Before 2009, non-resident companies directly holding German real estate were denied the higher depreciation rate of 3%. The Lower Fiscal Court of Cologne ruled that forcing non-resident companies directly holding German real estate to use the regular 2% depreciation rate is a breach of the free movement of capital. Since 2009, non-resident companies that directly hold German real estate also qualify for the higher 3% depreciation rate.
Depreciation of real estate
On 10 July 2013, the Lower Fiscal Court of Cologne ruled in the case of a Luxembourg company directly holding German real estate. Because the non-resident company did not have a permanent establishment in Germany, its income from the real estate was considered to be income from immovable property instead of business income. Therefore, the non-resident company was forced to use the 2% depreciation rate. However, resident companies that held German real estate qualified for a 3% depreciation rate, resulting in a cash flow benefit for German residents. The Lower Fiscal Court ruled that this distinction between resident and non-resident companies constitutes a breach of the free movement of capital within the European Union.

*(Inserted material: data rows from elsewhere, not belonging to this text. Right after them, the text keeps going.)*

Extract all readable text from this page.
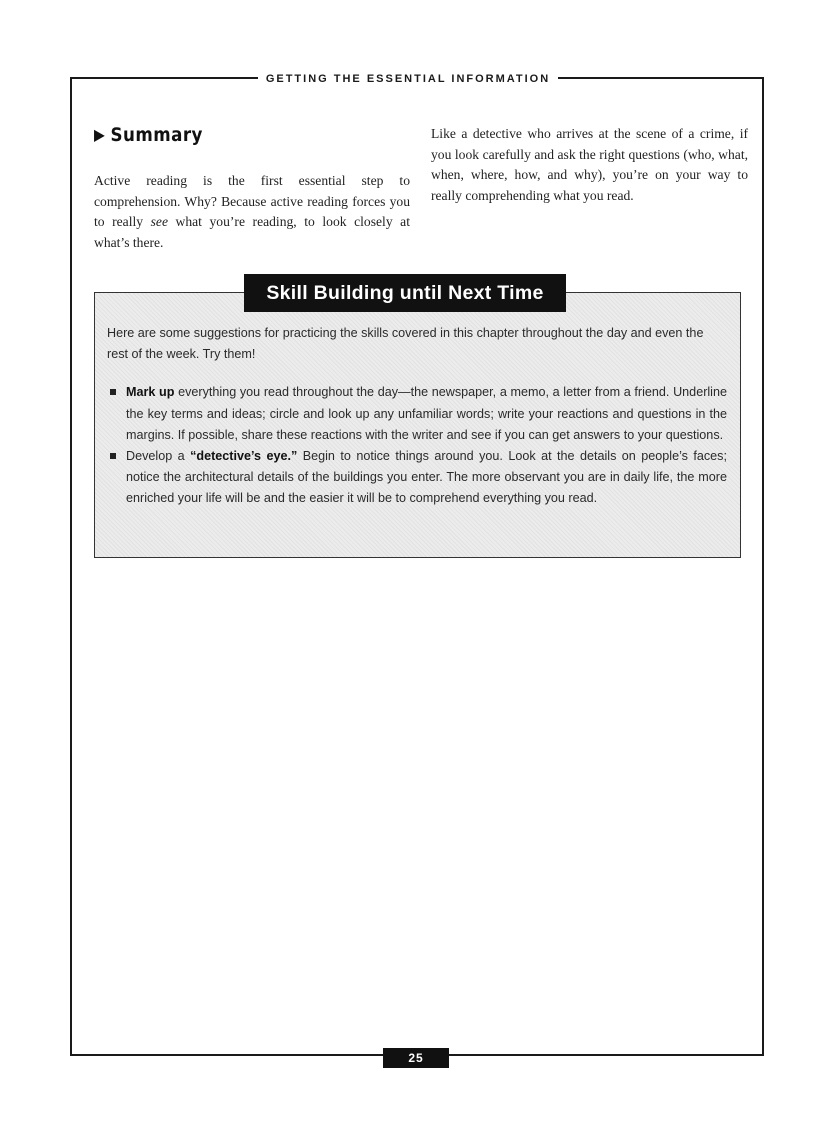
GETTING THE ESSENTIAL INFORMATION
▶ Summary

Active reading is the first essential step to comprehension. Why? Because active reading forces you to really see what you’re reading, to look closely at what’s there.

Like a detective who arrives at the scene of a crime, if you look carefully and ask the right questions (who, what, when, where, how, and why), you’re on your way to really comprehending what you read.

Skill Building until Next Time

Here are some suggestions for practicing the skills covered in this chapter throughout the day and even the rest of the week. Try them!

Mark up everything you read throughout the day—the newspaper, a memo, a letter from a friend. Underline the key terms and ideas; circle and look up any unfamiliar words; write your reactions and questions in the margins. If possible, share these reactions with the writer and see if you can get answers to your questions.
Develop a “detective’s eye.” Begin to notice things around you. Look at the details on people’s faces; notice the architectural details of the buildings you enter. The more observant you are in daily life, the more enriched your life will be and the easier it will be to comprehend everything you read.
25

As a result of this verdict, the Luxembourg company could now apply the 3% depreciation rate. However, an appeal has been filed with the Federal Fiscal Court, which could overturn the verdict of the Lower Fiscal Court. Furthermore, as of 2009, due to a change of the law, non-resident companies directly holding German real estate are considered to receive business income (instead of income from immovable property). This means they qualify for the 3% depreciation rate the same as German resident companies.